# A couple of questions for you seasoned trappers.



## Oldcountryboy (Feb 23, 2008)

1. I have found a source to buy traps and if I buy $100. worth the shipping is free. I mostly want to trap the racoons and possums out as they are doing the most damage to my summer garden but I also have muskrats, minks, skunks, and coyotes in abundance. I can only use steel traps legally, no connibears or snares. What size and how many of each trap should I start out with? Also I can only have up to 20 traps out at one time. Or so the regulations state this. 20 traps limit, no snare or body grip. 

Why am I worried about the legality of trapping methods when my next question is a illegal method also! 

2. I want to build some wooden box traps to catch a few rabbits in. What dimensions should I make them? 8" X 8" X 2'? Or bigger?


----------



## DavidUnderwood (Jul 5, 2007)

I make rabbit boxes from 1X6 (3/4 X 5 1/2).
Leaving an inside dimension of 4 X 5 1/2.
I like 30 inches long, with the trigger 1/3
way forwards of back of the box.








For *****, I like 1 1/2 coil spring traps.
A dozen is a good start, especially if you
have no experience. Should be able to
get Dukes for around $60 a dozen. Other
brands cost more.


----------



## fishhead (Jul 19, 2006)

The 1 1/2 coils will hold everything but the coyotes.


----------



## DavidUnderwood (Jul 5, 2007)

I've caught a few coyotes and oodles
of bobcats in 1 1/2. If I was buying traps
for either specie I'd go #2. (or bigger)
1 1/2 is a versatile size, good for mink,
muskrat, **** and fox.


----------



## Haggis (Mar 11, 2004)

I prefer snares, then conibear traps (*X* traps, then leghold traps as ultimate last resort. Once upon a time thought the #1 1/2 coil spring was the end all be all, and maybe in some ares it still is, but I now prefer a #2 coil spring as a great all purpose trap.

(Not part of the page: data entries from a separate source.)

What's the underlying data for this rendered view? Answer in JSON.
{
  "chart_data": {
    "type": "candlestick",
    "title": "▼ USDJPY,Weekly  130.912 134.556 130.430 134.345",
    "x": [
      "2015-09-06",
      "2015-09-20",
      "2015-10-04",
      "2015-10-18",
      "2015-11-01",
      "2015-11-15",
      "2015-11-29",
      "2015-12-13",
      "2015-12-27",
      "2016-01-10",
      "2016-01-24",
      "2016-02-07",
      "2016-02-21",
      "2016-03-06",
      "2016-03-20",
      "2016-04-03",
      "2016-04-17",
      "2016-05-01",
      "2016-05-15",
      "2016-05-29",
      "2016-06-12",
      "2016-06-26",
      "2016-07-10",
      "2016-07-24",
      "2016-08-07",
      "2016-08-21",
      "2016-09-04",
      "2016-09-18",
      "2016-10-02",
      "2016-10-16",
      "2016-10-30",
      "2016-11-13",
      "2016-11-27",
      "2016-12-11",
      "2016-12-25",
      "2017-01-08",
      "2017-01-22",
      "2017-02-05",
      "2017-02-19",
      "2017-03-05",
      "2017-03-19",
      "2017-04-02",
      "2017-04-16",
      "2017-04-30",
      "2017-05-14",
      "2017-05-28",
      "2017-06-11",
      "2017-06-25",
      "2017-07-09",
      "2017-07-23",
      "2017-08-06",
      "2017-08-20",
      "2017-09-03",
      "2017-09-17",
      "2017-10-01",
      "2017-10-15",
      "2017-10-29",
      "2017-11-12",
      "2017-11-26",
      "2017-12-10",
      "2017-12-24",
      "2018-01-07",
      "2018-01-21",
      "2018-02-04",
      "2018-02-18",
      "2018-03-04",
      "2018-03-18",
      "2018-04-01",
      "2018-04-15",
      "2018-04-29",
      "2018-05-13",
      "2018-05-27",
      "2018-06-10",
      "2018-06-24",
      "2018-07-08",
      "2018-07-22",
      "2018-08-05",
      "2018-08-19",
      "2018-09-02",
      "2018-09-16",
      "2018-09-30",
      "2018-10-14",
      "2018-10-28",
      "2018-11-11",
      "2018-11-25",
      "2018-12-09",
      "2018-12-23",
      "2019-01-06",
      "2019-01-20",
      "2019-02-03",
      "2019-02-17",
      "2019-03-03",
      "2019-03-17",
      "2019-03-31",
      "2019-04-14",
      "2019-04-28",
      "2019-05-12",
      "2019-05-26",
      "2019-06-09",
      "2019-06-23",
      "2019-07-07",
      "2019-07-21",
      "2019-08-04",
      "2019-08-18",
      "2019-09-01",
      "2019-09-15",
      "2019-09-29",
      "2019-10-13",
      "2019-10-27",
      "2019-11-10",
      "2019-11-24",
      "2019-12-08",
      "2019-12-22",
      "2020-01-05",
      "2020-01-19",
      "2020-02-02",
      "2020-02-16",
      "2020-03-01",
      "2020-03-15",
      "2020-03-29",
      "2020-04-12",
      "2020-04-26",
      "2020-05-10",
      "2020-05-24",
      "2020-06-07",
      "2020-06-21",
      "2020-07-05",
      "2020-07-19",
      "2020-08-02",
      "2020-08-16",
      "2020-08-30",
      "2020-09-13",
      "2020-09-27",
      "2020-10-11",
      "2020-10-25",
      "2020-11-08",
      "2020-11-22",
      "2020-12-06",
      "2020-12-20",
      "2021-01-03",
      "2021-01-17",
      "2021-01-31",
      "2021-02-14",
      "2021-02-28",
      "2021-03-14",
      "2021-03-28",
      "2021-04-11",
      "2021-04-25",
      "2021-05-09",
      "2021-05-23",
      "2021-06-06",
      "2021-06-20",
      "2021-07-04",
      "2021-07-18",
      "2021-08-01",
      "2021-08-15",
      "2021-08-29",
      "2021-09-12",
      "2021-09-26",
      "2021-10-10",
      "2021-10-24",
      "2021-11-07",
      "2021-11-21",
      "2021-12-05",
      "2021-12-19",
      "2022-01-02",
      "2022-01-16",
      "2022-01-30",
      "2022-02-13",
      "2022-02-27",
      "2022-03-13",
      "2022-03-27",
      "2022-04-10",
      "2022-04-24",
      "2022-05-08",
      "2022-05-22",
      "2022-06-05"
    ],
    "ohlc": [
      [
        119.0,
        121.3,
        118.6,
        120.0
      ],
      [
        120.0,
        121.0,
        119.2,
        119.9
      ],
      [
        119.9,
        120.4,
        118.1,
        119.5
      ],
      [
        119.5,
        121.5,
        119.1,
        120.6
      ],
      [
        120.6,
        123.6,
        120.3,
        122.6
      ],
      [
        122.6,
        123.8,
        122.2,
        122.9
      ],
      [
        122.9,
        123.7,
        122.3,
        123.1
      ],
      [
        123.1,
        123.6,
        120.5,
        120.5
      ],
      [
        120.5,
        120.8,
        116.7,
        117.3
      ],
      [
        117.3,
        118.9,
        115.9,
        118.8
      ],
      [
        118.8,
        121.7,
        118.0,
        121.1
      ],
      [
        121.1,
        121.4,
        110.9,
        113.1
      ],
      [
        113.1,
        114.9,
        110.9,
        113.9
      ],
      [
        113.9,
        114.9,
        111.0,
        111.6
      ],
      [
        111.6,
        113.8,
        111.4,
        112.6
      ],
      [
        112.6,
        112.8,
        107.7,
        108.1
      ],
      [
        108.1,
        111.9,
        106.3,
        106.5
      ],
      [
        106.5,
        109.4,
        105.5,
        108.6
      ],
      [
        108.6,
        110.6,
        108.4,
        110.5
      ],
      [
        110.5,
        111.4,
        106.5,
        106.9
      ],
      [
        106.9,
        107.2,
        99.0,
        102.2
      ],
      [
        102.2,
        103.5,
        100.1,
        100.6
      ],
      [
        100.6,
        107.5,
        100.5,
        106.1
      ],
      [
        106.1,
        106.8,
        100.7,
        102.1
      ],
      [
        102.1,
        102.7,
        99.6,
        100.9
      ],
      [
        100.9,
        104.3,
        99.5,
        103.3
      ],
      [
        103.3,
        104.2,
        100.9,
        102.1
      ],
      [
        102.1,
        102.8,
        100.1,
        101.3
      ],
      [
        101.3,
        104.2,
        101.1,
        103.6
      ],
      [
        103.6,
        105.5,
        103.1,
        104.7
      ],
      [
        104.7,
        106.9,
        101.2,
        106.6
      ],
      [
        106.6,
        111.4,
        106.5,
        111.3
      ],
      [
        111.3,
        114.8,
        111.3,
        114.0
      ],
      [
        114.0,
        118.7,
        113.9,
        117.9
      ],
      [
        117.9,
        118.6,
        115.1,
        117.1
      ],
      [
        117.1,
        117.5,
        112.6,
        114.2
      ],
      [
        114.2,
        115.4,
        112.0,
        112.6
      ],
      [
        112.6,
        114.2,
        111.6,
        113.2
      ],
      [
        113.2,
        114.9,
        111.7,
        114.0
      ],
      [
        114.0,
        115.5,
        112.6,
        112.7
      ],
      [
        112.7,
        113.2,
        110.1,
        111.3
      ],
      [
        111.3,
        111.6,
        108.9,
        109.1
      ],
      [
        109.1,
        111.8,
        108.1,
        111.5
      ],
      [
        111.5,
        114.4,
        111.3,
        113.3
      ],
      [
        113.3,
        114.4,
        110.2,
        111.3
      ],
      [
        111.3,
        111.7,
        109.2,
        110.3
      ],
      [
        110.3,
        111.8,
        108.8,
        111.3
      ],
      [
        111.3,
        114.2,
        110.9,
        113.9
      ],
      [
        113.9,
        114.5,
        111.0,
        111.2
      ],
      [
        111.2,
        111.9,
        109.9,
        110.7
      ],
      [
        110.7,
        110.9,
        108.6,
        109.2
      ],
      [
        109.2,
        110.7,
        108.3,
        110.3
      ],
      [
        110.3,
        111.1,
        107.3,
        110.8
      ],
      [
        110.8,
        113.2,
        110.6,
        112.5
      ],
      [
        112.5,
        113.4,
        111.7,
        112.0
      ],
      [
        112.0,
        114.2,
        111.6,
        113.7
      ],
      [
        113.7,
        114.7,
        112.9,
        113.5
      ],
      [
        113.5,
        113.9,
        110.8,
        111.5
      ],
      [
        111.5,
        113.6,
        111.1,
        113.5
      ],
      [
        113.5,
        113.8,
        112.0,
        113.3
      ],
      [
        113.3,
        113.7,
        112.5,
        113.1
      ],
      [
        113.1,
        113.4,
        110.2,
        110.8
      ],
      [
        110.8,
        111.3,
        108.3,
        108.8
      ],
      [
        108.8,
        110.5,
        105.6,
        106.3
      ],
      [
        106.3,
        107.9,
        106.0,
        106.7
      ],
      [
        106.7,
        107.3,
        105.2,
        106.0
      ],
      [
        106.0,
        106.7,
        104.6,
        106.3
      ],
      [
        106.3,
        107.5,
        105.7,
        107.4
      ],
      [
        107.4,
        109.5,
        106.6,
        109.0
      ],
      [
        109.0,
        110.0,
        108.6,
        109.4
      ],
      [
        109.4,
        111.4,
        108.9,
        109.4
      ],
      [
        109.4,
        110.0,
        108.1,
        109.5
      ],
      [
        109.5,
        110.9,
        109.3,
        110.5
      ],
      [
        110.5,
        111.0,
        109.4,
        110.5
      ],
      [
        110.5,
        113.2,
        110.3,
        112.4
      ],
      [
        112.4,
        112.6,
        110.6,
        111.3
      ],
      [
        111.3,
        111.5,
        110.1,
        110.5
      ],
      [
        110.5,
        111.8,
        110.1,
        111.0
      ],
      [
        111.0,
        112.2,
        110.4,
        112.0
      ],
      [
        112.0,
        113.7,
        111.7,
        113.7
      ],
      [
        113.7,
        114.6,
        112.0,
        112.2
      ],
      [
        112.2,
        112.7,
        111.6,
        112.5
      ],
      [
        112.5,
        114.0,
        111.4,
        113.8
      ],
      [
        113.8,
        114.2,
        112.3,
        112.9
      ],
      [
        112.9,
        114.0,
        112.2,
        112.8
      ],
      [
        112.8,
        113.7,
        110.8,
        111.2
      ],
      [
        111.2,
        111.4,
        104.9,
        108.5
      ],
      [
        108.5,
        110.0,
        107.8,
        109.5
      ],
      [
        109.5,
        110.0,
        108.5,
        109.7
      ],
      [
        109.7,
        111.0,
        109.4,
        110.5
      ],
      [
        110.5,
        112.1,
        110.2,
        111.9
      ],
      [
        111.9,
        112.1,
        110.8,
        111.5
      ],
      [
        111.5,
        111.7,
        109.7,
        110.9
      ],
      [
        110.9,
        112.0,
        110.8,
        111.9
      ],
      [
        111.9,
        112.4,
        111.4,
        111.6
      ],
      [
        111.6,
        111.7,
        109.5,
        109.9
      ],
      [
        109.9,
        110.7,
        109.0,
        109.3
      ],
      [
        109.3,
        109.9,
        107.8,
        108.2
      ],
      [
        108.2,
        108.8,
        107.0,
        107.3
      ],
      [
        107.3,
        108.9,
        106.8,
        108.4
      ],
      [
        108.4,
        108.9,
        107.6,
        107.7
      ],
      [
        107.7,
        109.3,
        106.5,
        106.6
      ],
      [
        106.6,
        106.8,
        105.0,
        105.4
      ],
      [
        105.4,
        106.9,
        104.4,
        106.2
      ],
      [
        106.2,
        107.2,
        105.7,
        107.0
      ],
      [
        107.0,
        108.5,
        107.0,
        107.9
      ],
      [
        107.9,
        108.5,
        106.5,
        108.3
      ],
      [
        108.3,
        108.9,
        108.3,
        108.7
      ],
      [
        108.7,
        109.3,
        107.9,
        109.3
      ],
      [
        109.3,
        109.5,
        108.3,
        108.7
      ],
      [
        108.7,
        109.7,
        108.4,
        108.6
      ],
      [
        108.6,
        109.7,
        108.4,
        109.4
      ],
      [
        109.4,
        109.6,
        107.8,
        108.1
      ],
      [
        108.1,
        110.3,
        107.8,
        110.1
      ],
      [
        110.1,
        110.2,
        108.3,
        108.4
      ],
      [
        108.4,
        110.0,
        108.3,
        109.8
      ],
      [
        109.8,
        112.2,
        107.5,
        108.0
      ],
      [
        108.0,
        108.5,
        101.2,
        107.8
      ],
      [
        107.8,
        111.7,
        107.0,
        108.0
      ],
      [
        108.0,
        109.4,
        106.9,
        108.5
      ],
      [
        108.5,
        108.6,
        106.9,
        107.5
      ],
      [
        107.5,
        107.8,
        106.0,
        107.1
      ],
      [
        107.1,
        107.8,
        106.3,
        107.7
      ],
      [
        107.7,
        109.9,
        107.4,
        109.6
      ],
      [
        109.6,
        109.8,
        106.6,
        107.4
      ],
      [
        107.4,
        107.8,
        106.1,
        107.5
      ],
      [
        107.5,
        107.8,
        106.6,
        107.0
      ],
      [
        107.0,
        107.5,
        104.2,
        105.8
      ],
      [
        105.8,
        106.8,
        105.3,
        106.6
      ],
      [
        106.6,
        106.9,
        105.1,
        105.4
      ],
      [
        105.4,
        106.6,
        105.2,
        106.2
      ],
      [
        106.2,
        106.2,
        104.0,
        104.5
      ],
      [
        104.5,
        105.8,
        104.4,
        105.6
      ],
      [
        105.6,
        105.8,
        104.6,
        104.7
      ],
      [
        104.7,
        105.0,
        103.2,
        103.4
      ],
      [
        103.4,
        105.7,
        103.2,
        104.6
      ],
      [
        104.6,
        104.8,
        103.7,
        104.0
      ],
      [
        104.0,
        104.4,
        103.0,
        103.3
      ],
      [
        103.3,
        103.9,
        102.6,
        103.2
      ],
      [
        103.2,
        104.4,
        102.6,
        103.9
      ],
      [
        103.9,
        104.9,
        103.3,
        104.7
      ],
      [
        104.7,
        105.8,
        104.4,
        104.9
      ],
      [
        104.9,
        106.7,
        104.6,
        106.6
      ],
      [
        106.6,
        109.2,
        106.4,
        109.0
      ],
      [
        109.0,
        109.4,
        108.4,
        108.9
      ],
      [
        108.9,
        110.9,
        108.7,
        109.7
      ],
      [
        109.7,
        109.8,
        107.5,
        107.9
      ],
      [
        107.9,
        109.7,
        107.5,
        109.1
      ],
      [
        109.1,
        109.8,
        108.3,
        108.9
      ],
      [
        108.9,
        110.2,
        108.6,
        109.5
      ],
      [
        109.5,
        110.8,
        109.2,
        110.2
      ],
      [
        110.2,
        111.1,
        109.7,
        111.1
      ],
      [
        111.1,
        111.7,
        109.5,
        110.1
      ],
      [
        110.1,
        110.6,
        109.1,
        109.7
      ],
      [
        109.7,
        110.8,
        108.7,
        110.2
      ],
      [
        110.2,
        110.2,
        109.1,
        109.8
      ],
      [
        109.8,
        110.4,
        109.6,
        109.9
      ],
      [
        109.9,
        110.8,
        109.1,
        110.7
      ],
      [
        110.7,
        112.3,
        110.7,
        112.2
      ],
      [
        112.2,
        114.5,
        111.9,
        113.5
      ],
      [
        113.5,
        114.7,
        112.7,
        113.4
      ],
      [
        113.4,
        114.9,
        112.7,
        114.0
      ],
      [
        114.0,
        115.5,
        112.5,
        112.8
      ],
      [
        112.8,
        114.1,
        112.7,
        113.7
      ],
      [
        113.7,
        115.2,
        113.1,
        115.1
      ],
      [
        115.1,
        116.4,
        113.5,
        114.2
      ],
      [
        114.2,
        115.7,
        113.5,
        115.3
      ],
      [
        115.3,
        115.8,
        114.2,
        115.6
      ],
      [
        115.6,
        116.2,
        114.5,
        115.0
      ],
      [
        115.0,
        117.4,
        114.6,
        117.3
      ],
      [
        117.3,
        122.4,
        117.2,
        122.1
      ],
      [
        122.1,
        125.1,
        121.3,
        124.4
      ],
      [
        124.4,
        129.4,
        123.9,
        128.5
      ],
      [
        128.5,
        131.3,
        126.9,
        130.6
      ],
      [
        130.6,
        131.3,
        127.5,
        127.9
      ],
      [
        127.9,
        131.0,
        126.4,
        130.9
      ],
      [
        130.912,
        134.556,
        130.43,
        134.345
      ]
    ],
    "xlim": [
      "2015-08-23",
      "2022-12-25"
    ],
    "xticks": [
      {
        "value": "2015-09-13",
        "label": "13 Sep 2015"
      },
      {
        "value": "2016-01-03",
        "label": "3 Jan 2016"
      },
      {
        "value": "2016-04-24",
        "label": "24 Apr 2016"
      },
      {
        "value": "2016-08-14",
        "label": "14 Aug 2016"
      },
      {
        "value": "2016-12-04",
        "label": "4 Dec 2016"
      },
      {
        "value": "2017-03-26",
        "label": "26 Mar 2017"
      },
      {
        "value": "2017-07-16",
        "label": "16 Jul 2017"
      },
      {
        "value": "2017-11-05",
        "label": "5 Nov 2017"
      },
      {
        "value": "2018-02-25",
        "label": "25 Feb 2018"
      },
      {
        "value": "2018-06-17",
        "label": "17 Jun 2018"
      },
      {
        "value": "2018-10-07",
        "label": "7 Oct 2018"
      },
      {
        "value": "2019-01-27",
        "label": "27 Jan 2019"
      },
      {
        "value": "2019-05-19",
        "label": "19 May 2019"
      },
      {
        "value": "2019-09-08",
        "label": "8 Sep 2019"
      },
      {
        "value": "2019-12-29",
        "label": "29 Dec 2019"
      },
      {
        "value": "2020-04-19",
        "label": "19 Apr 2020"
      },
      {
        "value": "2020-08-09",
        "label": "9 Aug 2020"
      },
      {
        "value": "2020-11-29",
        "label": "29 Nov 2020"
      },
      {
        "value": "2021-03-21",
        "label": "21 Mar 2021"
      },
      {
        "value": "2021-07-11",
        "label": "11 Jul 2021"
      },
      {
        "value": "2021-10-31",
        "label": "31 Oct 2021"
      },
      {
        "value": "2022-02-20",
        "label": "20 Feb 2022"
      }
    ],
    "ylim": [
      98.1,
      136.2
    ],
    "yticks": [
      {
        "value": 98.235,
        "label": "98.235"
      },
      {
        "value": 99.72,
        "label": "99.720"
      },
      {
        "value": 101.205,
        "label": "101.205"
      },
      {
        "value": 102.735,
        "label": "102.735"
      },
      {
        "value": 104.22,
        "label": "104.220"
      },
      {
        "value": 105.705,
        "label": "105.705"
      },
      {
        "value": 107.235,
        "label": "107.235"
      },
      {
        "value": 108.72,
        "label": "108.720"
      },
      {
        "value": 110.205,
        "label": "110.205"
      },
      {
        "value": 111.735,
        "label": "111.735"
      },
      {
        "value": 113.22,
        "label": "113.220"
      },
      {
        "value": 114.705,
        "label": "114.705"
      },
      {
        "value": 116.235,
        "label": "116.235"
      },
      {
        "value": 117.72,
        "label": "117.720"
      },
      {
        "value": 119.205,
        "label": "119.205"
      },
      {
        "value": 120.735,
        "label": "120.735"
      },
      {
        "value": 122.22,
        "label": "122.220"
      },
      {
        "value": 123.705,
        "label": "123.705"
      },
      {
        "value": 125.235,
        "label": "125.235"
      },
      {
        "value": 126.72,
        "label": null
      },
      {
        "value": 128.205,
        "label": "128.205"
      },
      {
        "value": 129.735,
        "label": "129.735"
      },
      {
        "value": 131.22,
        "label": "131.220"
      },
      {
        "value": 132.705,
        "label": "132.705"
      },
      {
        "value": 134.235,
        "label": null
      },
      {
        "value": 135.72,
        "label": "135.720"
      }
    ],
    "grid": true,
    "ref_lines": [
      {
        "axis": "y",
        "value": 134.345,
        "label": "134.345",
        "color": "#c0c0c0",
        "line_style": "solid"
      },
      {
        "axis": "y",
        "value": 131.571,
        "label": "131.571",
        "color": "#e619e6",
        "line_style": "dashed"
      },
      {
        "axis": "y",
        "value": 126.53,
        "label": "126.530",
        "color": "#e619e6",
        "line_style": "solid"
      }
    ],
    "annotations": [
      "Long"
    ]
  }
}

Old #2 coils can be used for muskrats, where there is water enough to drown the rat; the #2 being heavier than some other more muskratty traps put them down a wee bit quicker, certainly the #2 has a larger "kill area". 

"***** can be a problem to hold in any leghold trap; they don't seem to too much mind cutting foot, but #2's can be rigged to drown them as well, with a slide wire. 

Mink have litte feet, and may not pass a trap more than once every couple of weeks; that is if the guy down the creek a way doesn't get him. A body can pop rivet a tin can lid to a #2 trap pan and increase the "kill area" of the trap, then set them to drown the mink.

Foxes and Coyote don't too much mind a #2 coil trap, and again, for the fox and the coyote there is the extra size of the pan and jaw opening; add lots of swivels.

Some trappers even take beaver, front foot catch only on a drowning wire, in #2 coils.

Again, I prefer snares, followed closely by *X *traps, then leghold traps as the very last resort.


----------



## Oldcountryboy (Feb 23, 2008)

Thanks everyone. I would like to use snares and body traps, but our law just doesn't go for it. Don't know why? Don't want to hurt all the house cats running around in the woods I guess. 

But I might go ahead and try a few since I'm gonna be setting some in my own back yard. Other then that then I guess I will order mostly #2 coil springs and maybe a few #1 1/2's.


----------



## DavidUnderwood (Jul 5, 2007)

I've caught more than a few beaver by
front foot in a 1 1/2. In NC snares are
only legal for beaver, so not on dry land.








With no cuts


----------